Page 97 of Reaper's Pack

But even without looking, the rest of my senses confirmed at least a few things.

I was sitting upright, my head drooped to my chest, the strain in my neck and back suggesting it had been hanging for some time.

My wrists and feet were bound to the chair with something cold and cutting—barbed wire, maybe?

And I was… groggy?

Yep.

For the first time in my afterlife, I was groggy. Disoriented.

As a reaper, I’d felt invincible for the last ten years, but as I threw my head back, wincing at the thud when it smacked into the chair’s solid wooden back, I made another frustrating realization.

My invincibility was a product of the weapon I wielded, gifted to me by Death—and the fact that I spent all my time with human souls. Frightened human souls at that. Sure, the odd demon crossed my path, but for the most part they were bound to Lucifer’s laws. Angels bound to Heaven’s decrees.

Reapers were neutral territory. We were fucking Switzerland in the war between Heaven and Hell.

The rest of the supernatural world had stayed off my radar…

Until a carved-up psycho trapped me in a cage, dragged me through a portal, and stabbed me in the back with something that hurt worse than death. I shifted in place, my butt asleep, and grimaced at the flash of pain in the middle of my back, just off to the right.

He must have drugged me.

I sucked in a deep breath, damp earth flooding up my nostrils, accented by a cold metallic bite reminiscent of wet rocks. Finally—finally—I forced my eyelids up. They slid back down on their own accord, and I spent an embarrassing amount of time battling with them.

My eventual victory came with a depressing view.

Bound, like I’d suspected, to a high-backed chair at the head of a long stone table, I found myself in a cave of sorts—or, at the very least, deep underground. Slate grey surrounded me from every side: floor, walls, ceiling. Shadows collected in the corners, the surrounding cavernous space black enough that I’d have been screwed if I couldn’t see in the dark. Candles flickered across the table, and an eerie glow cast everything nearby in a nauseating orange. With some difficulty, I tipped my head up—and found a skull-encrusted chandelier hanging over the table.

Great.

Just perfect.

Psychotic and disgustingly dramatic, my captor.

As I tried to lubricate my too-dry mouth, my sandpapery throat, I saw to my wrists. Simple twine coiled around each, binding me to the chair’s armrests, but any movement felt like razor blades slicing through my flesh. I bit back a whimper as a thin stream of gold erupted from beneath the tawny thread, and I stilled with a stuttering breath, not in the mood to test if this rope could carve through a reaper’s bones too.

Refusing to just sit here and wait for whatever rubbish that bastard had up his sleeve, I resorted to magic. However, like in the cage, nothing happened. A pulse of energy had the skull chandelier above rustling a little, and as I glowered up at it, I realized why I couldn’t get a foothold, magically speaking: sigils. Dozens of them carved into the ceiling, all sorts of ancient warding and protection symbols etched deep into the stone.
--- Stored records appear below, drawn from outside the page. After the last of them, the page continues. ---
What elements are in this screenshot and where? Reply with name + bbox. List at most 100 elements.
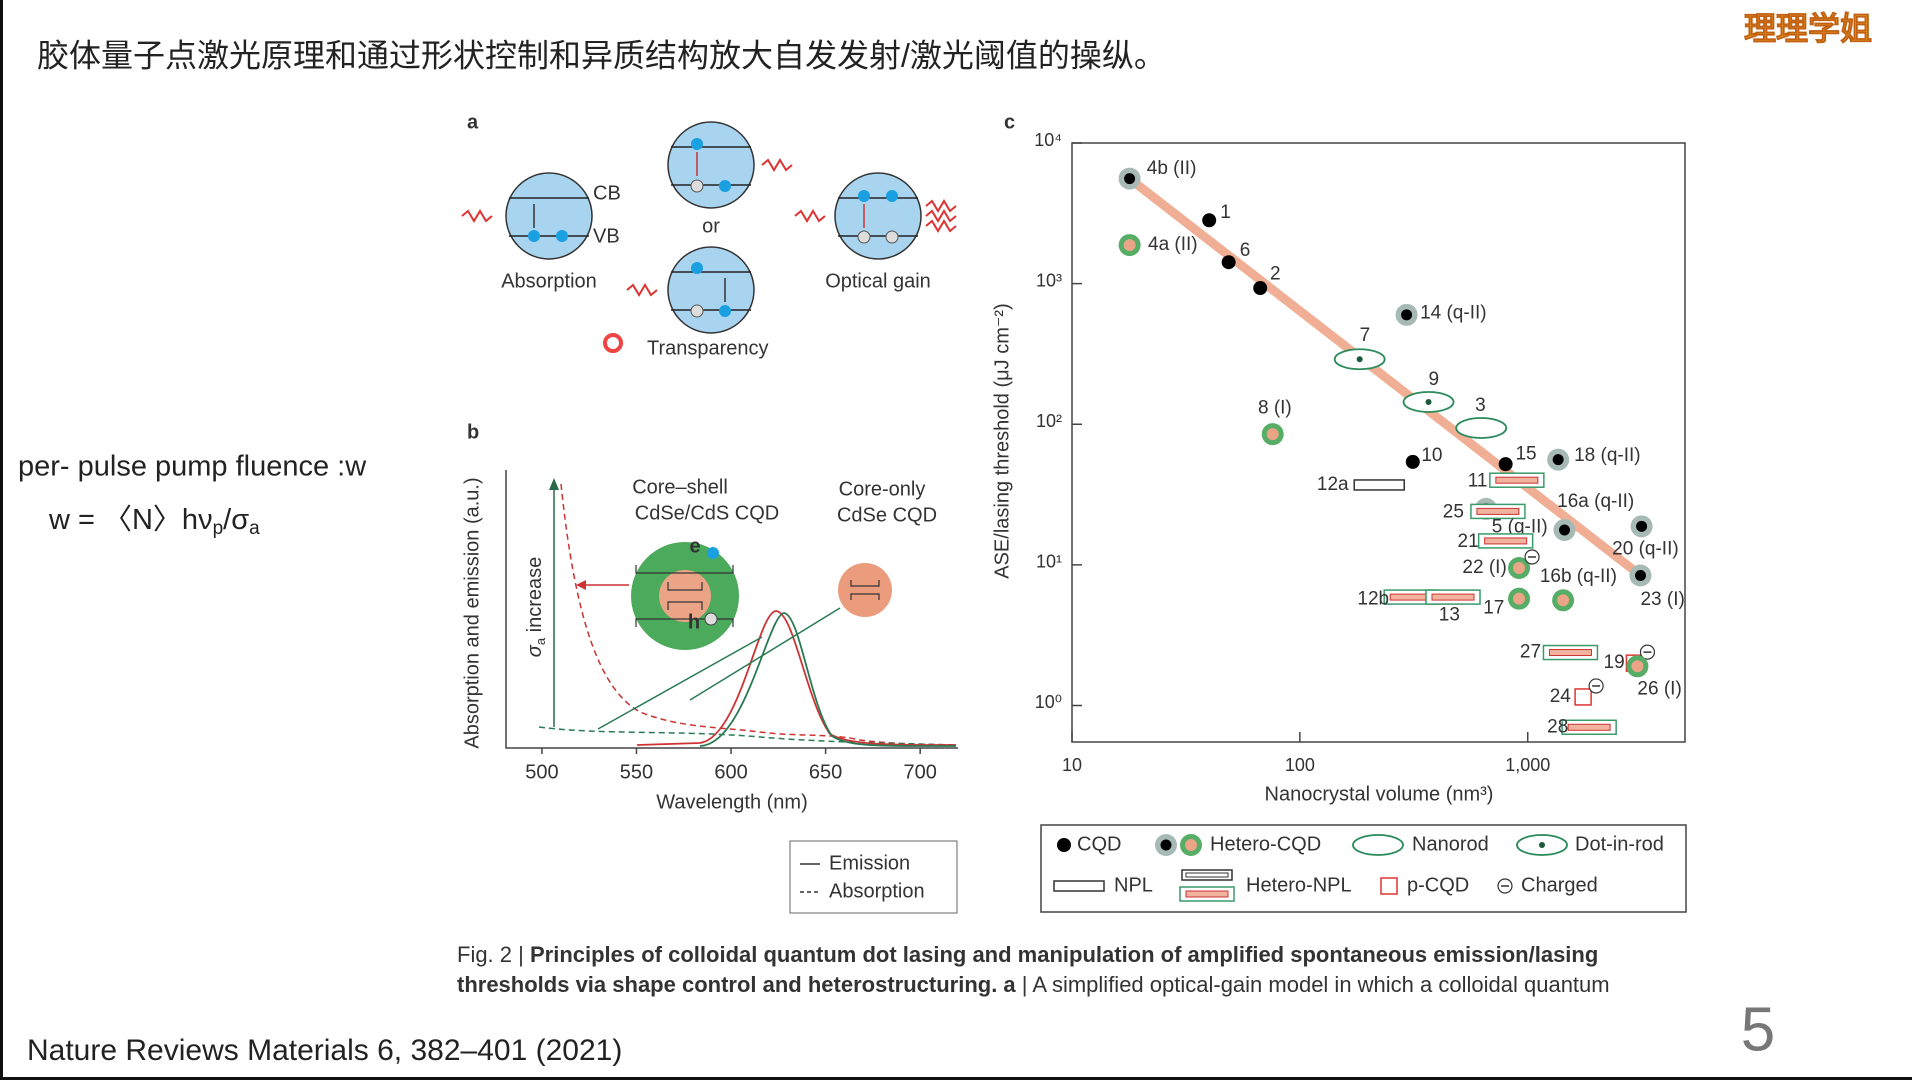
formula-part: /σ — [223, 504, 249, 536]
charge-icon — [1588, 678, 1604, 694]
point-label: 16b (q-II) — [1540, 566, 1617, 587]
point-label: 6 — [1240, 240, 1251, 261]
data-point — [1542, 644, 1599, 661]
legend-entry: Nanorod — [1412, 833, 1489, 855]
electron — [707, 547, 719, 559]
data-point — [1383, 589, 1439, 605]
annotation: CdSe CQD — [837, 504, 937, 526]
legend-entry: CQD — [1077, 833, 1121, 855]
mark-part — [1425, 398, 1432, 405]
legend-icon — [1053, 880, 1105, 892]
core-only-dot — [838, 563, 892, 617]
transparency-label: Transparency — [647, 337, 769, 359]
annotation: Core-only — [839, 478, 926, 500]
data-point — [1405, 454, 1420, 469]
data-point — [1547, 448, 1570, 471]
mark-part — [1352, 834, 1404, 856]
point-label: 28 — [1547, 716, 1568, 737]
legend-icon — [1516, 834, 1568, 856]
annotation: Core–shell — [632, 476, 728, 498]
formula-sub: a — [249, 518, 260, 539]
x-tick-label: 100 — [1285, 755, 1315, 775]
mark-part — [1484, 537, 1528, 545]
charge-icon — [1524, 549, 1540, 565]
x-tick-label: 650 — [809, 761, 842, 783]
data-point — [1552, 589, 1575, 612]
gain-label: Optical gain — [825, 270, 931, 292]
scatter-plot: 10 100 1,000 10⁰ 10¹ 10² 10³ 10⁴ 4b (II) 162 4a (I… — [1034, 130, 1685, 902]
trend-line — [1125, 174, 1647, 581]
mark-part — [1353, 479, 1405, 491]
mark-part — [1202, 213, 1217, 228]
y-tick-label: 10⁴ — [1034, 130, 1062, 150]
point-label: 19 — [1604, 652, 1625, 673]
point-label: 20 (q-II) — [1612, 539, 1679, 560]
mark-part — [1053, 880, 1105, 892]
figure: a CB VB Absorption or Transparency Optic… — [457, 111, 1687, 997]
arrow-head — [576, 580, 586, 590]
data-point — [1425, 589, 1481, 605]
x-tick-label: 1,000 — [1505, 755, 1550, 775]
mark-part — [1539, 842, 1545, 848]
or-label: or — [702, 215, 720, 237]
pointer — [597, 607, 841, 730]
data-point — [1118, 234, 1141, 257]
data-point — [1221, 255, 1236, 270]
point-label: 1 — [1220, 202, 1231, 223]
mark-part — [1558, 524, 1570, 536]
point-label: 27 — [1520, 642, 1541, 663]
formula-sub: p — [213, 518, 224, 539]
gain-diagram — [794, 172, 957, 260]
page-number: 5 — [1741, 995, 1775, 1064]
x-tick-label: 500 — [525, 761, 558, 783]
legend-entry: Emission — [829, 852, 910, 874]
legend-icon — [1380, 877, 1398, 895]
data-point — [1630, 515, 1653, 538]
mark-part — [1574, 688, 1592, 706]
mark-part — [1356, 356, 1363, 363]
y-axis-title: ASE/lasing threshold (μJ cm⁻²) — [991, 303, 1013, 579]
legend-entry: Hetero-CQD — [1210, 833, 1321, 855]
point-label: 13 — [1439, 604, 1460, 625]
point-label: 23 (I) — [1640, 589, 1684, 610]
legend-icon — [1352, 834, 1404, 856]
mark-part — [1548, 649, 1592, 657]
legend-entry: Charged — [1521, 874, 1598, 896]
point-label: 2 — [1270, 264, 1281, 285]
data-point — [1395, 303, 1418, 326]
mark-part — [1380, 877, 1398, 895]
point-label: 10 — [1421, 445, 1442, 466]
legend-icon — [1155, 834, 1177, 856]
data-point — [1333, 348, 1386, 371]
legend-entry: NPL — [1114, 874, 1153, 896]
point-label: 12b — [1357, 589, 1389, 610]
legend-entry: Dot-in-rod — [1575, 833, 1664, 855]
data-point — [1455, 417, 1508, 439]
mark-part — [1455, 417, 1508, 439]
point-label: 14 (q-II) — [1420, 303, 1487, 324]
core — [659, 570, 711, 622]
y-tick-label: 10⁰ — [1035, 692, 1062, 712]
absorption-diagram — [461, 172, 593, 260]
hole-label: h — [688, 611, 700, 633]
vb-label: VB — [593, 225, 620, 247]
mark-part — [1495, 476, 1539, 484]
transparency-diagram — [603, 121, 793, 353]
data-point — [1574, 688, 1592, 706]
x-axis-title: Wavelength (nm) — [656, 791, 808, 813]
absorption-curve — [560, 483, 957, 746]
data-point — [1498, 457, 1513, 472]
point-label: 9 — [1429, 369, 1440, 390]
mark-part — [1405, 454, 1420, 469]
x-axis-title: Nanocrystal volume (nm³) — [1265, 783, 1494, 805]
legend-entry: Hetero-NPL — [1246, 874, 1352, 896]
mark-part — [1476, 507, 1520, 515]
y-tick-label: 10³ — [1036, 270, 1062, 290]
mark-part — [1057, 838, 1071, 852]
point-label: 11 — [1468, 470, 1488, 491]
mark-part — [1266, 428, 1279, 441]
cb-label: CB — [593, 182, 621, 204]
sigma-sub: a — [533, 637, 548, 645]
legend-icon — [1497, 878, 1513, 894]
panel-label: b — [467, 421, 479, 443]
A few I recognized, but most were foreign to me. Based on my inability to perform, I assumed there was at least one to muffle my magic—or any magic outside of the carver’s brand.

Fantastic.

This day just kept getting better.

Footsteps clicked primly behind me, and I straightened, each soft tip-tap like thunder. They moved slowly, purposefully, in no hurry to greet me at this twisted banquet table. Heavy too, the gravitas palpable. The air around me thickened with power, and it didn’t surprise me one bit to find it wasn’t the fucker in his meticulous, albeit frayed, grey suit, his slicked black hair—but a much larger figure in reaper’s robes, the hood drawn, its back to me as it strode leisurely down the length of the table. I swallowed hard, ignoring the weight of its presence…

And the scent of violent death suddenly permeating the room.

It sat gracefully at the other end of the luxurious stone table, the dancing candlelight stilling to perfectly straight peaks of light in its presence. Slowly, the figure lifted skeletally thin hands to its hood and peeled it back.

My hands clutched at the armrests as I battled with my lingering brain fog. This being may have donned a reaper’s garb, but he wasn’t one of Death’s servants—not from the look of him. Cheeks so sunken they peeled open to bone and sinew. Blazing yellow eyes that stared unflinchingly back at me. No eyebrows, no eyelashes. Thin lips. Thin skin too, translucent and stretched over his skull.

Like a corpse—only he radiated power, control.

Magic, even.

No doubt the artist behind all those symbols.

“Hello, Hazel.” A rough, grating voice skittered across the table, and suddenly the fiery tips of the candles moved again—frantically, like even fire wanted to get away from him.